August 27, 2025

Trends in muscle activation across lower-body movements

Bret Contreras
Bret Contreras

Muscle-activation trends in lower-body exercises help clarify how different lifts stimulate the glutes, quadriceps, hamstrings and adductors. Advances in surface electromyography (EMG) and biomechanical analysis have sharpened comparisons across movements and loading styles. Experts like Bret Contreras—a personal trainer, strength coach and fitness teacher—point to these patterns as useful inputs for targeted programming to improve recruitment, address imbalances and support performance or rehabilitation.

These data inform how coaches structure training for sport, injury prevention and muscular development. Knowing how muscles behave across planes and load vectors enables more precise, goal-directed exercise selection.

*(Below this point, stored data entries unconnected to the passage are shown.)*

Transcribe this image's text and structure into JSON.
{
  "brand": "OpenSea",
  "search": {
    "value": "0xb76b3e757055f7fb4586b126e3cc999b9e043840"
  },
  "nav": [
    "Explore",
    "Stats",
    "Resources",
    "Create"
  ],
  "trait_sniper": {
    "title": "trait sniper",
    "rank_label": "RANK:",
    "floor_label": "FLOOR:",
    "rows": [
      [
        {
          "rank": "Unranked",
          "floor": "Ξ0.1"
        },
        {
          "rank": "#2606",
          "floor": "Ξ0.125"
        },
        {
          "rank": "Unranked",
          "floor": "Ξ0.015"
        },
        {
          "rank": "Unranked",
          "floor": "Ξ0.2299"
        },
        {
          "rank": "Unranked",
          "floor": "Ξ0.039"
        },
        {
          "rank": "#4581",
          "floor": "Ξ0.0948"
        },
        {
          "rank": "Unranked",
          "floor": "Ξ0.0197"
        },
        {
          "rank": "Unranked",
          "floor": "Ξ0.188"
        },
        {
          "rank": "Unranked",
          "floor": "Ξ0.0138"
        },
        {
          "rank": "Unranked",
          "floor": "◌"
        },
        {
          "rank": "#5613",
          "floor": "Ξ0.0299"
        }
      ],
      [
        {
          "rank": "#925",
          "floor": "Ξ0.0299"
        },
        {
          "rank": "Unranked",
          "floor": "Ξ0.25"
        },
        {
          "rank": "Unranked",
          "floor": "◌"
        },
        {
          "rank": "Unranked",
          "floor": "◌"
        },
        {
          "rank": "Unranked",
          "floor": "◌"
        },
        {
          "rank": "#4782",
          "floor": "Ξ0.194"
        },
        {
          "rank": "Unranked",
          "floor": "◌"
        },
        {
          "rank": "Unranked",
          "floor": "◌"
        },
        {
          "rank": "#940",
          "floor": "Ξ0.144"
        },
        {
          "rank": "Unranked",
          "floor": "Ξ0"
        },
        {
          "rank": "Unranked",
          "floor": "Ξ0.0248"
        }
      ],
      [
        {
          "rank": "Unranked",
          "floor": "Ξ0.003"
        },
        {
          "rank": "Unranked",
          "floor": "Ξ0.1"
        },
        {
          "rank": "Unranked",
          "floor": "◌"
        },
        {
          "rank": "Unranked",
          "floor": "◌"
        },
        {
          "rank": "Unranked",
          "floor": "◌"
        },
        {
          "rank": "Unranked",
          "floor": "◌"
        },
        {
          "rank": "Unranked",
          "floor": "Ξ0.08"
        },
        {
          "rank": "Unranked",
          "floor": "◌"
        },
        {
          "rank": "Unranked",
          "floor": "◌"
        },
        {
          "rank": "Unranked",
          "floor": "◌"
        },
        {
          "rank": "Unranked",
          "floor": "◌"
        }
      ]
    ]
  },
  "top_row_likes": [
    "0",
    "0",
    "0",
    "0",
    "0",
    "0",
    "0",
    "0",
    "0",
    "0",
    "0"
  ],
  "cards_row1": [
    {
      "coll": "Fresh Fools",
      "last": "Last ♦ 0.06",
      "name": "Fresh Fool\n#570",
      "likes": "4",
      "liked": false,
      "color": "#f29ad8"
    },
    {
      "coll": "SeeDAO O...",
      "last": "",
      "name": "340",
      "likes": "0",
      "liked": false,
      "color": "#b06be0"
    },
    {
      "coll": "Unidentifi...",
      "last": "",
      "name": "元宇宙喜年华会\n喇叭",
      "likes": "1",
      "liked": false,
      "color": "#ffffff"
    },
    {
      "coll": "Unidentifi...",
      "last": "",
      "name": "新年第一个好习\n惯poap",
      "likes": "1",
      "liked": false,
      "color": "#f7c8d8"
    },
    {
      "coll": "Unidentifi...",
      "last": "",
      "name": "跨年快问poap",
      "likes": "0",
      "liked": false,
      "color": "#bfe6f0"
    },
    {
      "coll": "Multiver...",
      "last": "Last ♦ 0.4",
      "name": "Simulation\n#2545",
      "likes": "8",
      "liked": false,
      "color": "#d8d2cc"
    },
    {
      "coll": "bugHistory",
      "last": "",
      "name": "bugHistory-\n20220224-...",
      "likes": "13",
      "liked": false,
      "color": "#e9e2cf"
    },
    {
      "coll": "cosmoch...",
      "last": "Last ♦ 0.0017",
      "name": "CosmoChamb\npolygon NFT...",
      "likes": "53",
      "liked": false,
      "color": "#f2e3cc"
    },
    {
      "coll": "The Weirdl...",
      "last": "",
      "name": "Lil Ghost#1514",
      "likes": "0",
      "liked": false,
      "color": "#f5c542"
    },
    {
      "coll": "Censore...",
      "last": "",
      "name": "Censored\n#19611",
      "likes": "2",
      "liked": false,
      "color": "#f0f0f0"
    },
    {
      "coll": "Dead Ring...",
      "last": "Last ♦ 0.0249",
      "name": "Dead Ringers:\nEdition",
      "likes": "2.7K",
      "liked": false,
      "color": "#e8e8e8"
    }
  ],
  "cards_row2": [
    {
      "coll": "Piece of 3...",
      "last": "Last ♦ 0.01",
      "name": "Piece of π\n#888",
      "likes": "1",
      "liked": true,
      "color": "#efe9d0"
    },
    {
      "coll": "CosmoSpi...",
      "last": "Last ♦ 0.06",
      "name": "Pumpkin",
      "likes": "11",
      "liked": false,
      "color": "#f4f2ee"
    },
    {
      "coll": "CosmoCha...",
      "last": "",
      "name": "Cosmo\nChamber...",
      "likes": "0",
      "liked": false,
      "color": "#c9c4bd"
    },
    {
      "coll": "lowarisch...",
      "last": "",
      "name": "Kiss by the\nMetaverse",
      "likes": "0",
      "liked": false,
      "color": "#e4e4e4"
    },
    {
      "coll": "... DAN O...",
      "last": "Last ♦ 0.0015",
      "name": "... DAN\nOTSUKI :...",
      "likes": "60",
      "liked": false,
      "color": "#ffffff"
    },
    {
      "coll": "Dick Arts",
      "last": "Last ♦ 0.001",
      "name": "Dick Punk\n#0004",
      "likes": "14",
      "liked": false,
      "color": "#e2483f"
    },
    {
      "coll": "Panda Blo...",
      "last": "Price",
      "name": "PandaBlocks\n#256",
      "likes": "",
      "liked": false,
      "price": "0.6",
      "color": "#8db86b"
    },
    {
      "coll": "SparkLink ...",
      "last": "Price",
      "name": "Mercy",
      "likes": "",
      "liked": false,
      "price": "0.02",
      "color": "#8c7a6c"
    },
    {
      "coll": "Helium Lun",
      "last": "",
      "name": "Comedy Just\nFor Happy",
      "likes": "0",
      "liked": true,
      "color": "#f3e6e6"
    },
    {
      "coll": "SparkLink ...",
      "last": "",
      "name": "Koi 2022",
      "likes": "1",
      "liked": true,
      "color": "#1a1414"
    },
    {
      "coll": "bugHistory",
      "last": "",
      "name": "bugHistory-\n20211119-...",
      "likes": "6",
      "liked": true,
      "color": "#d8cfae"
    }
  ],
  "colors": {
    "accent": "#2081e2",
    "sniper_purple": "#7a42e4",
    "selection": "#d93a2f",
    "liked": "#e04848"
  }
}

Load vector and joint angle

Direction of load and joint position strongly influence activation. Vertically loaded patterns such as squats and lunges tend to recruit both quadriceps and glutes, with relative emphasis shifting as depth and torso angle change. Horizontally biased hip-extension tasks (for example, hip thrusts, bridges) often show peak gluteus maximus activity near terminal hip extension. These differences matter when prioritizing a region and the phase of the range of motion being targeted.

Quadriceps-dominant work

Barbell back squats, front squats, leg presses and step-ups typically produce high quadriceps activation, especially with upright torsos and deeper knee flexion. Back squats create substantial concurrent demand on the glutes when the hip crease drops below the knee, while front squats shift relatively more to the quadriceps and trunk due to anterior load placement. Technique—controlled descent, firm bracing—supports engagement and reduces compensations.

Glute-dominant work

Hip thrusts, bridges, cable pull-throughs and Romanian deadlifts target hip extension. Across comparative EMG studies, hip thrusts frequently show high gluteus maximus activation—particularly near lockout—though “highest EMG” does not automatically mean superior strength or hypertrophy outcomes. Romanian deadlifts also load the glutes, with greater hamstring contribution given the extended-knee, hinge emphasis and long eccentric.

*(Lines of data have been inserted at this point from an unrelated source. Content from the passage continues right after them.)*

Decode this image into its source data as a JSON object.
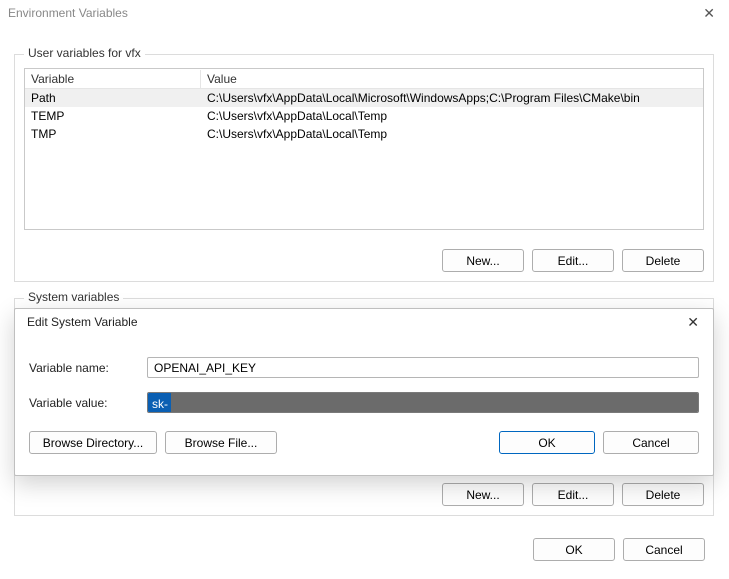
{
  "window": {
    "title": "Environment Variables"
  },
  "user_group": {
    "label": "User variables for vfx",
    "headers": {
      "variable": "Variable",
      "value": "Value"
    },
    "rows": [
      {
        "variable": "Path",
        "value": "C:\\Users\\vfx\\AppData\\Local\\Microsoft\\WindowsApps;C:\\Program Files\\CMake\\bin"
      },
      {
        "variable": "TEMP",
        "value": "C:\\Users\\vfx\\AppData\\Local\\Temp"
      },
      {
        "variable": "TMP",
        "value": "C:\\Users\\vfx\\AppData\\Local\\Temp"
      }
    ],
    "buttons": {
      "new": "New...",
      "edit": "Edit...",
      "delete": "Delete"
    }
  },
  "sys_group": {
    "label": "System variables",
    "buttons": {
      "new": "New...",
      "edit": "Edit...",
      "delete": "Delete"
    }
  },
  "main_buttons": {
    "ok": "OK",
    "cancel": "Cancel"
  },
  "modal": {
    "title": "Edit System Variable",
    "labels": {
      "name": "Variable name:",
      "value": "Variable value:"
    },
    "name_value": "OPENAI_API_KEY",
    "value_prefix": "sk-",
    "buttons": {
      "browse_dir": "Browse Directory...",
      "browse_file": "Browse File...",
      "ok": "OK",
      "cancel": "Cancel"
    }
  }
}
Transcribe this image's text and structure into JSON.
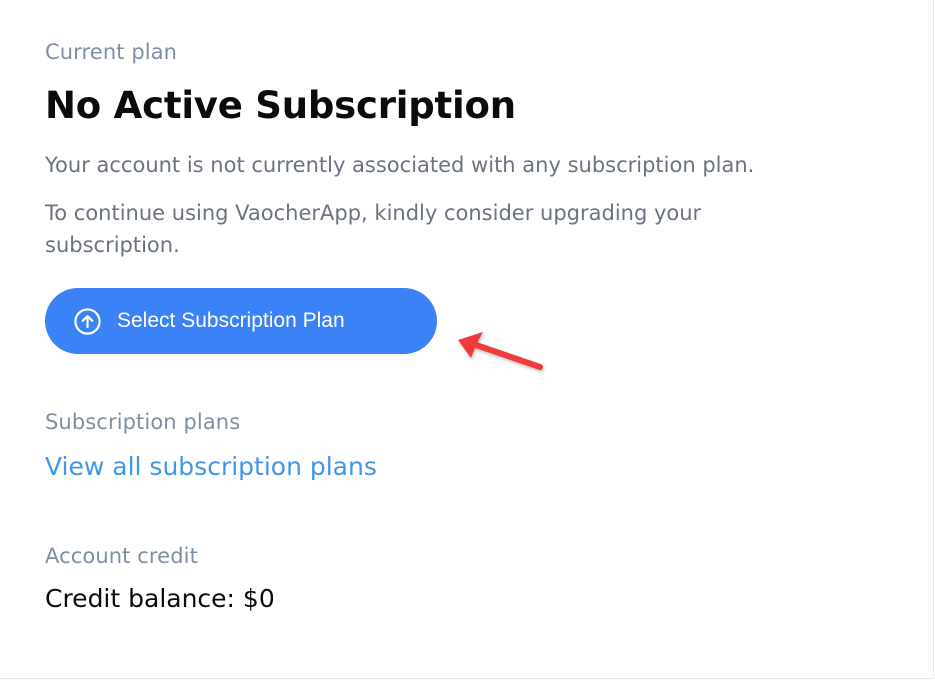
{
  "current_plan": {
    "label": "Current plan",
    "title": "No Active Subscription",
    "message": "Your account is not currently associated with any subscription plan.",
    "prompt": "To continue using VaocherApp, kindly consider upgrading your subscription.",
    "cta_label": "Select Subscription Plan",
    "cta_icon": "arrow-up-circle-icon"
  },
  "subscription_plans": {
    "label": "Subscription plans",
    "link_text": "View all subscription plans"
  },
  "account_credit": {
    "label": "Account credit",
    "balance_text": "Credit balance: $0"
  },
  "colors": {
    "accent": "#3b82f6",
    "link": "#4096e8",
    "annotation_arrow": "#ef3a3a"
  }
}
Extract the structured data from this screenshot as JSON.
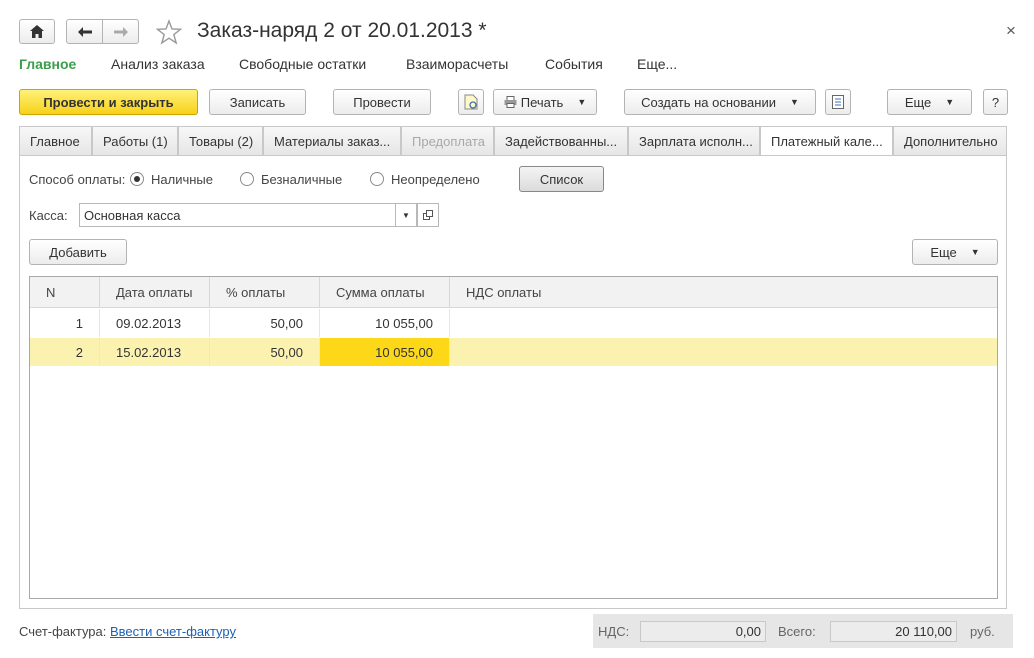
{
  "window": {
    "title": "Заказ-наряд 2 от 20.01.2013 *",
    "close_glyph": "×"
  },
  "nav": {
    "items": [
      "Главное",
      "Анализ заказа",
      "Свободные остатки",
      "Взаиморасчеты",
      "События",
      "Еще..."
    ]
  },
  "toolbar": {
    "post_close": "Провести и закрыть",
    "save": "Записать",
    "post": "Провести",
    "print": "Печать",
    "create_based": "Создать на основании",
    "more": "Еще",
    "help": "?"
  },
  "tabs": [
    "Главное",
    "Работы (1)",
    "Товары (2)",
    "Материалы заказ...",
    "Предоплата",
    "Задействованны...",
    "Зарплата исполн...",
    "Платежный кале...",
    "Дополнительно"
  ],
  "payment": {
    "method_label": "Способ оплаты:",
    "options": [
      "Наличные",
      "Безналичные",
      "Неопределено"
    ],
    "selected": "Наличные",
    "list_button": "Список",
    "cash_label": "Касса:",
    "cash_value": "Основная касса"
  },
  "table": {
    "add_button": "Добавить",
    "more_button": "Еще",
    "columns": [
      "N",
      "Дата оплаты",
      "% оплаты",
      "Сумма оплаты",
      "НДС оплаты"
    ],
    "rows": [
      {
        "n": "1",
        "date": "09.02.2013",
        "percent": "50,00",
        "sum": "10 055,00",
        "vat": ""
      },
      {
        "n": "2",
        "date": "15.02.2013",
        "percent": "50,00",
        "sum": "10 055,00",
        "vat": ""
      }
    ],
    "selected_row_color": "#fbf2b0",
    "selected_cell_color": "#fcd818"
  },
  "footer": {
    "invoice_label": "Счет-фактура:",
    "invoice_link": "Ввести счет-фактуру",
    "vat_label": "НДС:",
    "vat_value": "0,00",
    "total_label": "Всего:",
    "total_value": "20 110,00",
    "currency": "руб."
  },
  "colors": {
    "accent_green": "#3a9e4a",
    "link_blue": "#1b5fb5",
    "primary_button": "#f7d11a"
  }
}
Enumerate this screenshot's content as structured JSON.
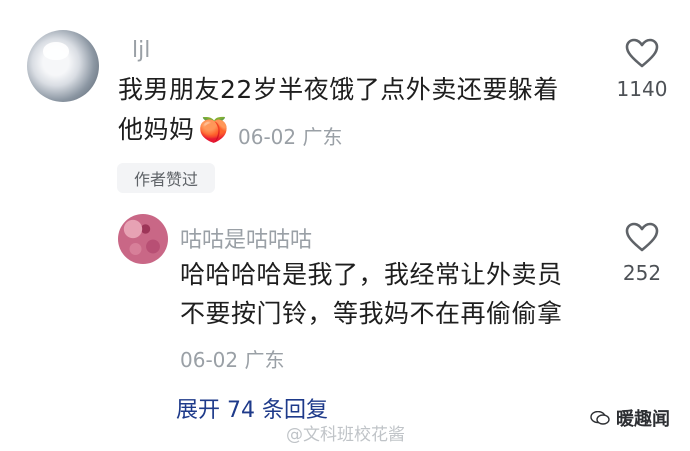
{
  "comment": {
    "username": "ljl",
    "text_line1": "我男朋友22岁半夜饿了点外卖还要躲着",
    "text_line2": "他妈妈",
    "meta": "06-02 广东",
    "badge": "作者赞过",
    "likes": "1140",
    "emoji": "🍑"
  },
  "reply": {
    "username": "咕咕是咕咕咕",
    "text_line1": "哈哈哈哈是我了，我经常让外卖员",
    "text_line2": "不要按门铃，等我妈不在再偷偷拿",
    "meta": "06-02 广东",
    "likes": "252"
  },
  "expand_label": "展开 74 条回复",
  "watermark_left": "@文科班校花酱",
  "watermark_right": "暖趣闻",
  "colors": {
    "link": "#1e3a8a",
    "gray": "#9aa0a6",
    "text": "#1e1e1e"
  }
}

Hamstrings and the hip hinge

Hip-hinge movements (Romanian deadlifts, good mornings, glute-ham raises) elicit substantial hamstring activation, especially with minimal knee flexion and slower eccentrics. Because these patterns lengthen the posterior chain under tension, they are staples for posterior development and as part of hamstring-injury reduction strategies in sprint sports.

Adductors, abductors and single-leg control

Unilateral and lateral patterns (lateral lunges, step-ups, Bulgarian split squats) increase adductor demand for frontal-plane control. Banded side steps and clamshells bias the gluteus medius/minimus to resist internal rotation and dynamic valgus. Single-leg work exposes side-to-side differences and shifts stabilization from passive structures to active muscle control—useful in both prehab/rehab and field-sport conditioning.

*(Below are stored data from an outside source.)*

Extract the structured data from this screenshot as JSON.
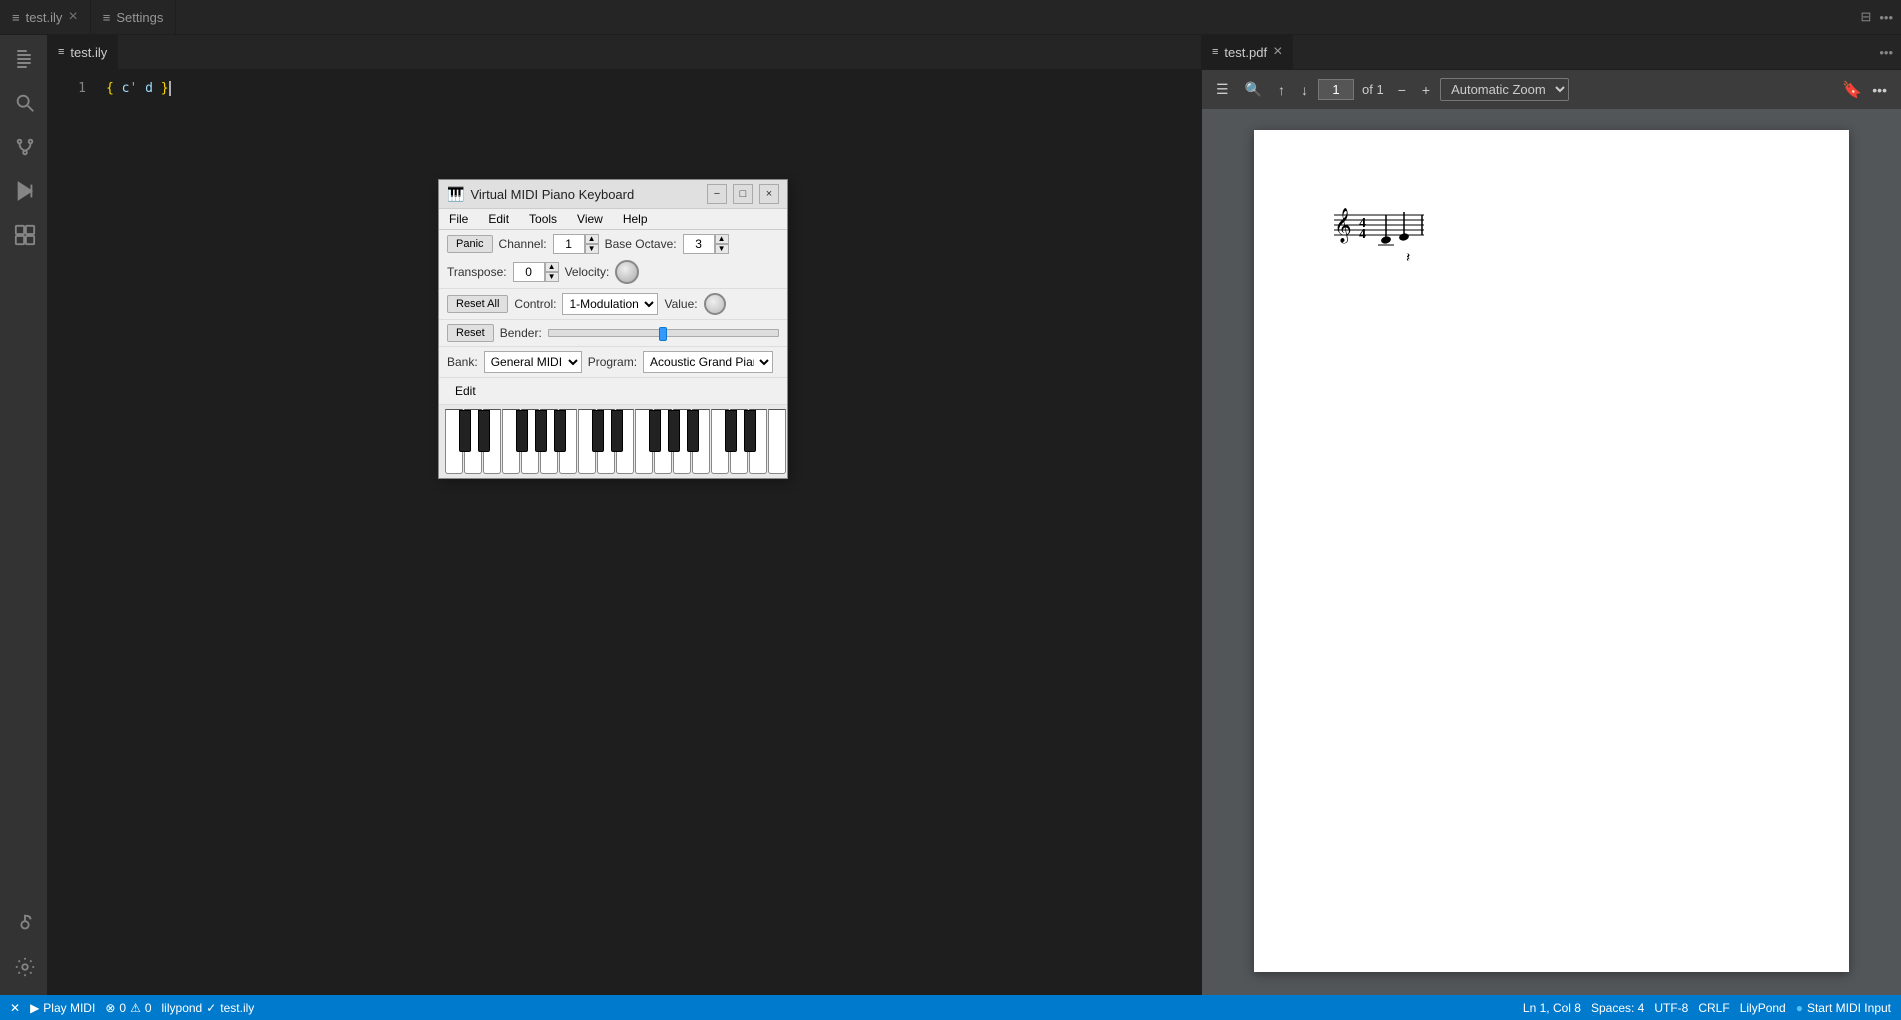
{
  "tabs": [
    {
      "id": "test-ily-tab",
      "label": "test.ily",
      "icon": "≡",
      "active": false,
      "dirty": false
    },
    {
      "id": "settings-tab",
      "label": "Settings",
      "icon": "≡",
      "active": false,
      "dirty": false
    }
  ],
  "editor": {
    "filename": "test.ily",
    "breadcrumb": "test.ily",
    "lines": [
      {
        "num": "1",
        "content": "{ c' d }"
      }
    ]
  },
  "pdf": {
    "filename": "test.pdf",
    "toolbar": {
      "page_input": "1",
      "page_of": "of 1",
      "zoom_label": "Automatic Zoom"
    }
  },
  "midi_dialog": {
    "title": "Virtual MIDI Piano Keyboard",
    "menu": [
      "File",
      "Edit",
      "Tools",
      "View",
      "Help"
    ],
    "panic_label": "Panic",
    "channel_label": "Channel:",
    "channel_value": "1",
    "base_octave_label": "Base Octave:",
    "base_octave_value": "3",
    "transpose_label": "Transpose:",
    "transpose_value": "0",
    "velocity_label": "Velocity:",
    "reset_all_label": "Reset All",
    "control_label": "Control:",
    "control_value": "1-Modulation",
    "value_label": "Value:",
    "reset_label": "Reset",
    "bender_label": "Bender:",
    "bank_label": "Bank:",
    "bank_value": "General MIDI",
    "program_label": "Program:",
    "program_value": "Acoustic Grand Piano",
    "edit_label": "Edit"
  },
  "status_bar": {
    "play_midi": "Play MIDI",
    "errors": "0",
    "warnings": "0",
    "lilypond": "lilypond",
    "check": "✓",
    "filename": "test.ily",
    "position": "Ln 1, Col 8",
    "spaces": "Spaces: 4",
    "encoding": "UTF-8",
    "line_ending": "CRLF",
    "language": "LilyPond",
    "notification": "Start MIDI Input"
  },
  "activity_icons": [
    {
      "id": "files",
      "symbol": "⊞",
      "active": false
    },
    {
      "id": "search",
      "symbol": "🔍",
      "active": false
    },
    {
      "id": "source-control",
      "symbol": "⑂",
      "active": false
    },
    {
      "id": "run",
      "symbol": "▶",
      "active": false
    },
    {
      "id": "extensions",
      "symbol": "⊟",
      "active": false
    },
    {
      "id": "lilypond",
      "symbol": "🎵",
      "active": false
    },
    {
      "id": "terminal",
      "symbol": "✉",
      "active": false
    }
  ]
}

Dynamic and plyometric tasks

Plyometrics (jump squats, bounds, skater hops) produce rapid, coordinated recruitment across the lower body. Although EMG can be variable in fast tasks, common trends include elevated glute and calf involvement during takeoff/landing and high quadriceps demand during loading. Because deceleration is eccentric-heavy, athletes who show valgus collapse or poor trunk control often benefit from adjunct hip-abductor/hip-extensor strengthening.

Fatigue, compensation and shifting patterns

Activation patterns shift under fatigue. If glute contribution fades during high-rep squats or lunges, work may drift to lumbar extensors or hamstrings, increasing compensation risk. Monitoring technique and tempo, and managing set/rep schemes and rest, helps preserve quality as sessions progress. Fitness professionals like Bret Contreras have underscored that intentional hip drive and focused glute contraction during hip-dominant work help prevent substituting lumbar extensors or quadriceps when fatigue sets in.

Programming implications

Activation trends guide exercise choice to match goals. For hypertrophy, choose patterns that place consistent, controllable tension on the target region across the range. For speed and acceleration, include tasks whose force direction and joint angles resemble the sport (for example, pairing vertical patterns with horizontal hip-extension work). Blending movement types reduces imbalances and supports joint health while improving the likelihood that strength carries over to performance.

Lower-body EMG and biomechanics show that different lifts engage target muscles in distinct ways—and at distinct points in the range. Using those patterns to align movements with outcomes (strength, stability, hypertrophy or return to play) makes programming more effective, balanced and sustainable.